Bindungsängste: Wenn die Verliebtheit schwindet

Florian Friedrich • 4. Dezember 2023

Warum trennen sich viele Menschen nach der ersten Verliebtheit zu früh?

Idealisierung und Realitätsverzerrung

Wenn wir frisch verliebt sind, idealisieren wir oft den/die andere*n, ohne sie/ihn so zu sehen, wie er/sie im tiefsten Innersten wirklich ist und ohne in seinen/ihren authentischen (personalen) Kern zu blicken.

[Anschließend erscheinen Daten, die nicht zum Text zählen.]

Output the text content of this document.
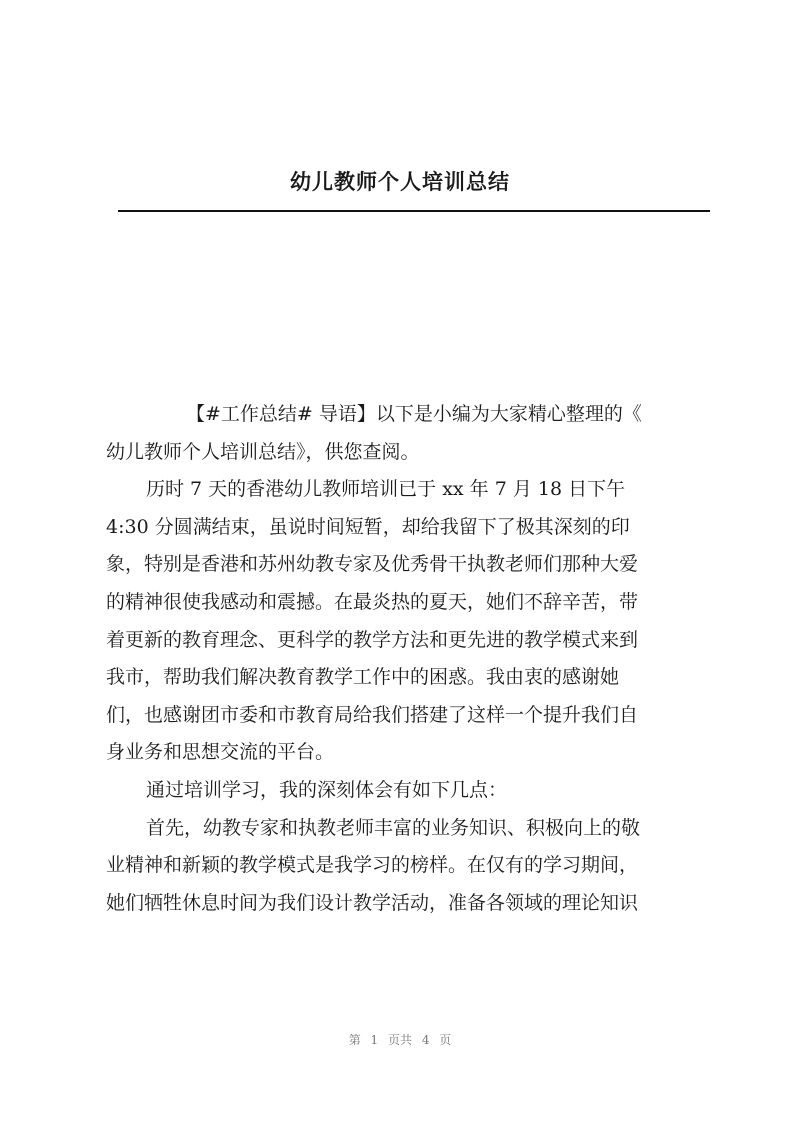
幼儿教师个人培训总结
【#工作总结# 导语】以下是小编为大家精心整理的《
幼儿教师个人培训总结》，供您查阅。
历时 7 天的香港幼儿教师培训已于 xx 年 7 月 18 日下午
4:30 分圆满结束，虽说时间短暂，却给我留下了极其深刻的印
象，特别是香港和苏州幼教专家及优秀骨干执教老师们那种大爱
的精神很使我感动和震撼。在最炎热的夏天，她们不辞辛苦，带
着更新的教育理念、更科学的教学方法和更先进的教学模式来到
我市，帮助我们解决教育教学工作中的困惑。我由衷的感谢她
们，也感谢团市委和市教育局给我们搭建了这样一个提升我们自
身业务和思想交流的平台。
通过培训学习，我的深刻体会有如下几点：
首先，幼教专家和执教老师丰富的业务知识、积极向上的敬
业精神和新颖的教学模式是我学习的榜样。在仅有的学习期间，
她们牺牲休息时间为我们设计教学活动，准备各领域的理论知识
第 1 页共 4 页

Wir sehen sie/ihn dann so, wie wir sie/ihn gerne haben würden.

Das Wort „Verliebtheit“ hat sicherlich nicht zufällig die Vorsilbe „ver-“, weil wir oft irren, wenn wir VERliebt sind, uns etwas vormachen, Frühwarnzeichen nicht beachten oder uns selbst täuschen. Wir leiden in der Verliebtheit unter leichten Symptomen von Realitätsverlust, was uns aber angesichts der vielen Glücks- und Bindungshormone, die der Körper ausschüttet, egal ist. Wir verdrängen in der Regel nur allzu gerne, dass dieser überoptimale Zustand irgendwann auch wieder sein Ende haben wird.

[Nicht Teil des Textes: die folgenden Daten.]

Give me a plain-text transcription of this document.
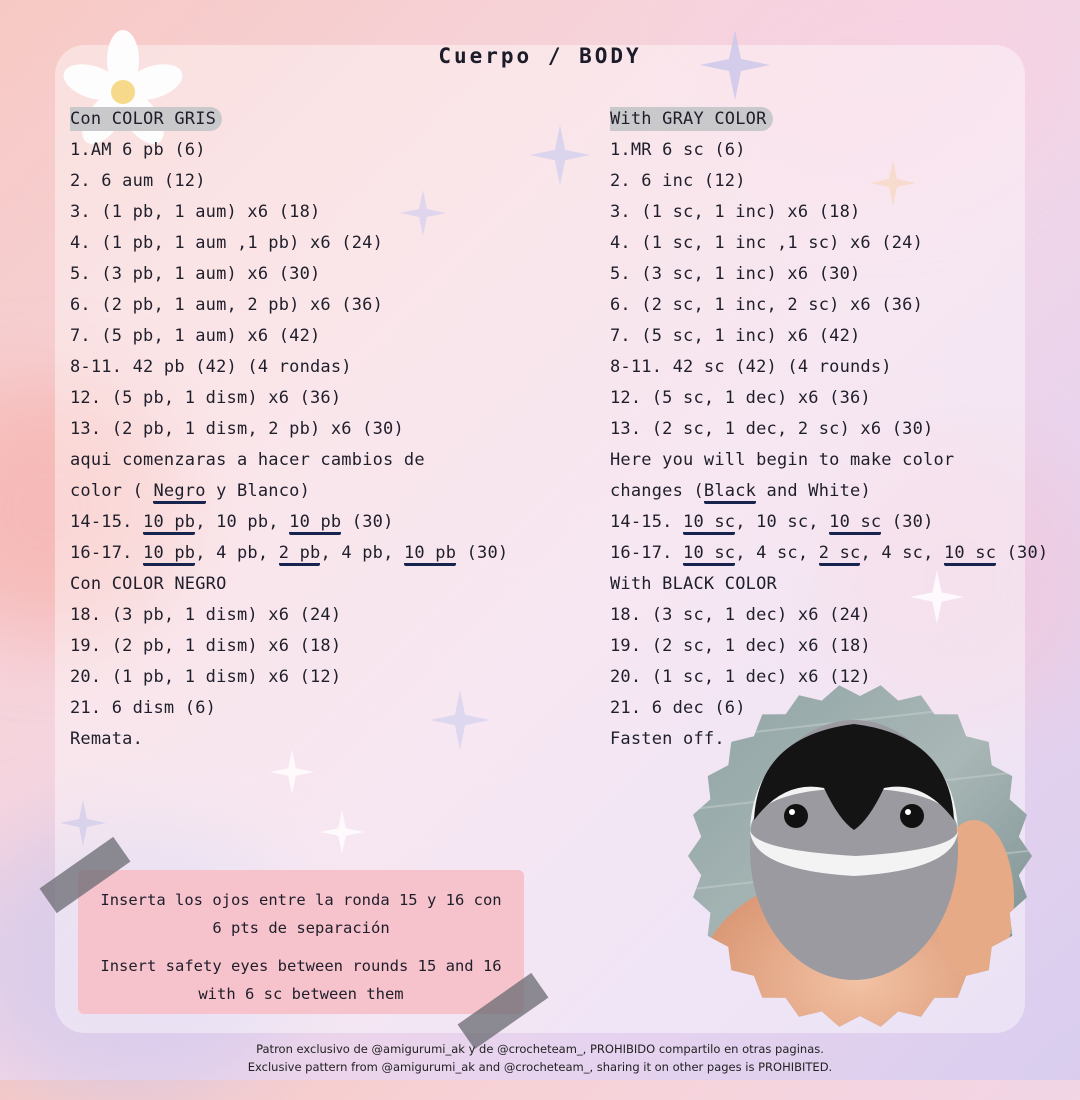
Cuerpo / BODY
Con COLOR GRIS
1.AM 6 pb (6)
2. 6 aum (12)
3. (1 pb, 1 aum) x6 (18)
4. (1 pb, 1 aum ,1 pb) x6 (24)
5. (3 pb, 1 aum) x6 (30)
6. (2 pb, 1 aum, 2 pb) x6 (36)
7. (5 pb, 1 aum) x6 (42)
8-11. 42 pb (42) (4 rondas)
12. (5 pb, 1 dism) x6 (36)
13. (2 pb, 1 dism, 2 pb) x6 (30)
aqui comenzaras a hacer cambios de
color ( Negro y Blanco)
14-15. 10 pb, 10 pb, 10 pb (30)
16-17. 10 pb, 4 pb, 2 pb, 4 pb, 10 pb (30)
Con COLOR NEGRO
18. (3 pb, 1 dism) x6 (24)
19. (2 pb, 1 dism) x6 (18)
20. (1 pb, 1 dism) x6 (12)
21. 6 dism (6)
Remata.
With GRAY COLOR
1.MR 6 sc (6)
2. 6 inc (12)
3. (1 sc, 1 inc) x6 (18)
4. (1 sc, 1 inc ,1 sc) x6 (24)
5. (3 sc, 1 inc) x6 (30)
6. (2 sc, 1 inc, 2 sc) x6 (36)
7. (5 sc, 1 inc) x6 (42)
8-11. 42 sc (42) (4 rounds)
12. (5 sc, 1 dec) x6 (36)
13. (2 sc, 1 dec, 2 sc) x6 (30)
Here you will begin to make color
changes (Black and White)
14-15. 10 sc, 10 sc, 10 sc (30)
16-17. 10 sc, 4 sc, 2 sc, 4 sc, 10 sc (30)
With BLACK COLOR
18. (3 sc, 1 dec) x6 (24)
19. (2 sc, 1 dec) x6 (18)
20. (1 sc, 1 dec) x6 (12)
21. 6 dec (6)
Fasten off.

Inserta los ojos entre la ronda 15 y 16 con 6 pts de separación

Insert safety eyes between rounds 15 and 16 with 6 sc between them

Patron exclusivo de @amigurumi_ak y de @crocheteam_, PROHIBIDO compartilo en otras paginas.
Exclusive pattern from @amigurumi_ak and @crocheteam_, sharing it on other pages is PROHIBITED.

In diesem realitätsverzerrten Zustand besetzen wir den anderen Menschen mit Wünschen, Idealvorstellungen und Phantasien, die im Gegenüber gar nicht vorhanden sind. Sogar Unstimmigkeiten und Gegensätze werden positiv gedeutet und idealisiert: „Gegensätze ziehen sich an“ oder „wir ergänzen einander“.

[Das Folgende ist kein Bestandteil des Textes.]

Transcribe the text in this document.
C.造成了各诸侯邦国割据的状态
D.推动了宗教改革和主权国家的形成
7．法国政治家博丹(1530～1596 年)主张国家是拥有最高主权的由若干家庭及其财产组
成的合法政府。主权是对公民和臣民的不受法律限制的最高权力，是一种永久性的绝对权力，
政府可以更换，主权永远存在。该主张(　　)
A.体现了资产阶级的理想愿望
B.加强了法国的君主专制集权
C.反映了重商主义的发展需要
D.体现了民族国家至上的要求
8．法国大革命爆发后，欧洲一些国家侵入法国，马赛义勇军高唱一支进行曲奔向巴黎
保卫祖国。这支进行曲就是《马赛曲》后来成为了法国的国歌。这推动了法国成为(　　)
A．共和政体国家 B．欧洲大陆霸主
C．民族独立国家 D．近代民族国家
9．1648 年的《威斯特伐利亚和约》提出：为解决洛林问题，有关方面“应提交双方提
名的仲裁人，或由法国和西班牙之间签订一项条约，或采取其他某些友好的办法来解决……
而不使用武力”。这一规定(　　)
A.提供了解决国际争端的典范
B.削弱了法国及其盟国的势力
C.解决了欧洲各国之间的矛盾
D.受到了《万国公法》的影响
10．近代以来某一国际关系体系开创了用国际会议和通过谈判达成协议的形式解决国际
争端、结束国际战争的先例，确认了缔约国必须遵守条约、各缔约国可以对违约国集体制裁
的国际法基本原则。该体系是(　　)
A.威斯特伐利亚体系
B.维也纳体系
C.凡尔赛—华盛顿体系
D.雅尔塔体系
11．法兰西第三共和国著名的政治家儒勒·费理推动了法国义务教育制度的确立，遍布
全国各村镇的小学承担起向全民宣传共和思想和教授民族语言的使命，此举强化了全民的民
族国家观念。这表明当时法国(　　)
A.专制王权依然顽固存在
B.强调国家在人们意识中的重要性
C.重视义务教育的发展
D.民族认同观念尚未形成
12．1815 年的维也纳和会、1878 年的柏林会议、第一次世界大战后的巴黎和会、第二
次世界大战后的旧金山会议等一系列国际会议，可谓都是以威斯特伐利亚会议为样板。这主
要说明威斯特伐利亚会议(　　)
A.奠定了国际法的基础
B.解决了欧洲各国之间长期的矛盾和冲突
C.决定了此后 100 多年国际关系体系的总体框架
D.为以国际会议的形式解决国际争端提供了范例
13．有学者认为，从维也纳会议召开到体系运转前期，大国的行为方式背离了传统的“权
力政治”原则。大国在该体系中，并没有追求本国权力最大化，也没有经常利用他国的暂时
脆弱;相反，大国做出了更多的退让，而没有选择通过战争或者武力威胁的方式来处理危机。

Diese erste Verliebtheit führt rasch zu einer so starken Bindung, dass sie in der Regel als zu intensiv und damit als anstrengend erlebt wird. Dies ist ein typisches Traumafolgesymptom: Sich immens stark zu binden, bevor wir den/die andere*n gut kennen.

Aus diesen Idealisierungen, dem Himmel, wird dann rasch die Hölle. Es kommt zu massiven Kränkungen, Enttäuschungen, zu Ohnmachtserfahrungen und Hass, mit denen die Betroffenen nicht selbstregulierend umzugehen vermögen.


Lesen Sie in diesem Artikel, warum Menschen mit Bindungsängsten rasch ihre Partnerschaften beenden, wenn die erste euphorische Verliebtheit schwindet.

Bindungsängste: Wenn die Verliebtheit schwindet

Film von Dami Charf: "Gibt es gesunde Abhängigkeit?"

Bindungsängste, Bindungsstörungen und Frühstörungen

Wenn die Verliebtheit nachlässt oder schwindet, können wir dann umso tiefer fallen. So manche*r beendet dann vorschnell eine Partnerschaft, vor allem junge und unerfahrene Menschen, besonders aber auch Menschen mit Frühstörungen (etwa Personen, die an einer Persönlichkeitsstörung leiden und/oder die traumatisiert sind), weil die Ent-Täuschung der Trauerarbeit und der inneren Reife und Ich-Stärke bedarf, die Menschen mit Frühstörungen nicht haben. Aussagen eines erwachsenen Menschen wie „Du, ich hab noch einmal nachgedacht (sic!): Ich bin nicht mehr in dich verliebt“, sind typisch für eine Frühstörung oder Bindungsstörung.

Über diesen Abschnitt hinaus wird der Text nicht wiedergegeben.